Leamos otra vez a Bauman y quizá entenderemos qué está empezando a pasar en nuestras administraciones y escuelas públicas, víctimas de la burocratización y la razón ultraeconomicista: “La cultura moderna es una cultura del jardín. Se define como el proyecto de vida ideal y de perfecta administración de las condiciones humanas. Construye su propia identidad a partir de la desconfianza en la naturaleza. De hecho, se define a sí misma, a la naturaleza y explica la diferencia entre ambas por medio de su desconfianza endémica de la espontaneidad y su deseo vehemente de un orden mejor y necesariamente artificial”. Este vuelve a ser el sueño totalitario incubado en Occidente: el siliconismo en su desarrollo imperialista. Pura ingeniería social agresiva. Pero, como sabía Benjamin, la utopía es la antesala de la distopía: mientras el mandato trashumanista prospera, el mundo se va volviendo cada vez más feo, ineficiente, insolidario, inmoral, violento, hostil, desigual y antiintelectual.
“La mayor parte del tiempo se evita que la modernidad se descontrole”, continúa Bauman en la misma página. “Sus ambiciones chocan contra el pluralismo del mundo y se detienen antes de realizarse por falta de un poder absoluto que sea lo suficientemente absoluto y de un ejecutor monopolista como para rechazar, quitar importancia o aplastar a todas las fuerzas autónomas, compensatorias y atenuantes”, precisamente el tipo de fuerzas moderadoras que están entrando en crisis una tras otra.
'Transhumanismo'
Porque, ¿qué ocurre cuando sí alcanza alguien el poder absoluto? En un libro reciente de Antonio Diéguez, Trashumanismo (Herder, 2017), se definía este movimiento como partidario del “uso libre de la tecnología para el mejoramiento del ser humano, tanto en sus capacidades físicas, como en las mentales, emocionales y morales, trascendiendo todos sus límites actuales. Las tecnologías a las que acude son la ingeniería genética y el desarrollo de máquinas inteligentes”. Precisamente el tipo de saberes aplicados de los que aún carecían los nazis. Nadie sabe por qué, pero parece que Occidente está volviendo a soñar con una sociedad jardín en la que el ser humano, empeñado en comportarse de forma contradictoria, poco eficiente (“errónea”), y empeñado también en tener mala salud, incordia y se ha de integrar (es decir, desintegrar) o de apartarse de la maquinaria del progreso.

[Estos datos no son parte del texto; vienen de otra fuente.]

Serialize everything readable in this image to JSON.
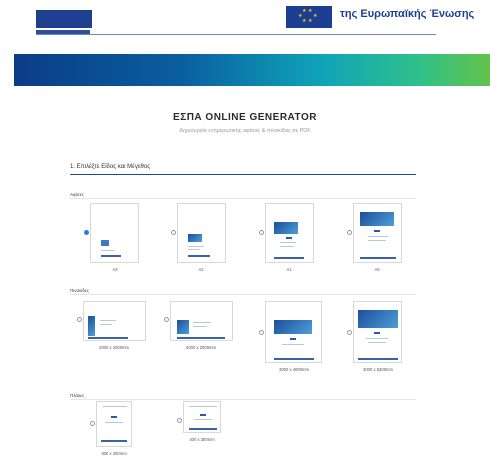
{
  "header": {
    "eu_text": "της Ευρωπαϊκής Ένωσης"
  },
  "page": {
    "title": "ΕΣΠΑ ONLINE GENERATOR",
    "subtitle": "Δημιουργία ενημερωτικής αφίσας & πινακίδας σε PDF"
  },
  "step": {
    "title": "1. Επιλέξτε Είδος και Μέγεθος"
  },
  "groups": [
    {
      "label": "Αφίσες",
      "options": [
        {
          "label": "A3",
          "selected": true
        },
        {
          "label": "A2",
          "selected": false
        },
        {
          "label": "A1",
          "selected": false
        },
        {
          "label": "A0",
          "selected": false
        }
      ]
    },
    {
      "label": "Πινακίδες",
      "options": [
        {
          "label": "2000 x 2000mm",
          "selected": false
        },
        {
          "label": "4000 x 2000mm",
          "selected": false
        },
        {
          "label": "3000 x 4000mm",
          "selected": false
        },
        {
          "label": "4000 x 5300mm",
          "selected": false
        }
      ]
    },
    {
      "label": "Πλάκες",
      "options": [
        {
          "label": "300 x 400mm",
          "selected": false
        },
        {
          "label": "400 x 300mm",
          "selected": false
        }
      ]
    }
  ],
  "colors": {
    "brand_blue": "#1c3f94",
    "radio_selected": "#2a7de1",
    "band_start": "#0a3d86",
    "band_end": "#63c24a"
  }
}
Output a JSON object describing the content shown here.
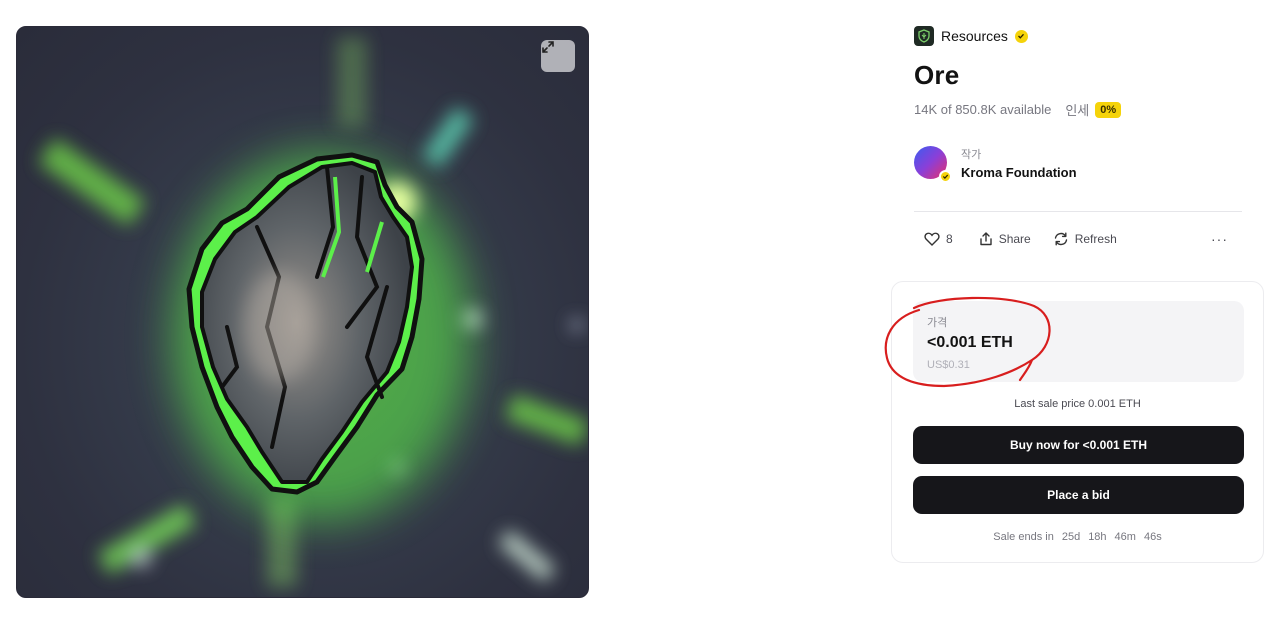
{
  "collection": {
    "name": "Resources",
    "logo_icon": "leaf-shield-icon",
    "verified": true
  },
  "item": {
    "title": "Ore",
    "availability": "14K of 850.8K available",
    "royalty_label": "인세",
    "royalty_value": "0%"
  },
  "creator": {
    "label": "작가",
    "name": "Kroma Foundation",
    "verified": true
  },
  "actions": {
    "likes_count": "8",
    "share_label": "Share",
    "refresh_label": "Refresh",
    "more_label": "···"
  },
  "price": {
    "label": "가격",
    "value": "<0.001 ETH",
    "usd": "US$0.31",
    "last_sale": "Last sale price 0.001 ETH"
  },
  "buttons": {
    "buy_now": "Buy now for <0.001 ETH",
    "place_bid": "Place a bid"
  },
  "sale_end": {
    "label": "Sale ends in",
    "days": "25d",
    "hours": "18h",
    "minutes": "46m",
    "seconds": "46s"
  },
  "colors": {
    "accent_yellow": "#f5d30a",
    "button_dark": "#16161a",
    "ore_glow": "#5cf04a",
    "annotation_red": "#d81e1e"
  }
}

Nadie sabe por qué obedece a los mandatos de la ideología transhumanista, pero lo cierto es que lo hace sin chistar, y que la resistencia es mínima e insignificante. Poco a poco vamos sajándonos porciones de población, mientras imaginamos paraísos. Entre occidentales, el genocidio transhumanista está tomando un aspecto natalista, netamente racista otra vez, y se trabaja intensamente para borrar o minimizar la cultura humanística en los sistemas educativos, educando a las masas en el utilitarismo más estricto.
Las reformas pedagogistas estaban pensadas para esto, para generar la perfecta optimización de los recursos disponibles a la hora de generar docilidad, conformismo y falta de ambición cognitiva. Entre occidentales cabría hablar más de culturicidio que de genocidio en sí. El fenómeno es tan grave en Alemania como en Italia, Francia, Finlandia o España. O quizás deberíamos hablar de cerebricidio. Pero si nos asomamos a la periferia del Imperio, la cosa cambia y ha tomado un aspecto aún más siniestro. Y, casualidad, alguien ha alcanzado el poder absoluto y han vuelto los genocidios y la limpieza étnica. Y el coro permanece mudo, o empieza a mostrar señales de querer unirse a la vesania. Tenía razón Bauman. Ha vuelto a pasar. No podemos decir que no estuviéramos avisados.